Kit didn’t answer Angel. He sent Eden a meaningful glance. The message was loud and clear. What would happen next was not something she could be privy to.

“Blade, take Eden upstairs,” Owen said.

Ty walked toward the hall exit, leaving the door open for her to follow or not. She sent a glance around the room at the guys who were like brothers to Ty, relieved that none of them judged him. Every one of them looked as if his heart had been cut from his chest. She started toward the door, but Kit stopped her, grabbing hold of her arm.

“You keep him safe, feel me?”

She had time only to blink the tears from her face and nod before Ty came back into the room. He crossed to the table and snagged the ax, then took her arm and dragged her with him to the elevator.

“Ty, you don’t have to come up.” She faced him. “Stay here and work on the plan with the others.”

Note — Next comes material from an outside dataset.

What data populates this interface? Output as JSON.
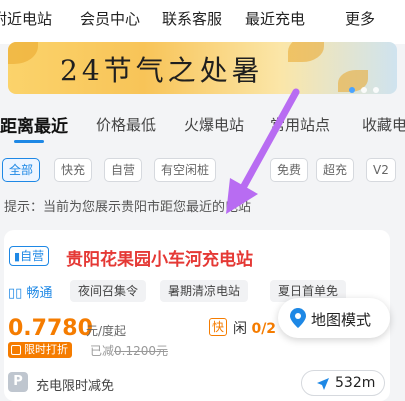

He didn’t answer her. When the elevator doors opened, he held them open for her and Tank, then stepped into the cab with them. They came out in the master bedroom. Ty marched her down the hall, past the media room, the game room, the living room.

Fee and Mandy were in the living room playing a game while Zavi watched TV. Mandy did a double take when she caught sight of them.

“Ty? What’s going on?” Mandy asked. He didn’t answer her. Eden gave Mandy a shake of her head in warning, but that didn’t deter Mandy. “Eden? What’s happening? Do you want me to get Rocco or Kit?”

“No, they sent us up here,” Eden told her. “It’ll be all right. We’re fine.” She sent Ty a quick look, hoping they were in fact fine.

He made an abrupt turn at the stairs to the basement, pushing her ahead of him. “Go,” he ordered, gesturing with the ax.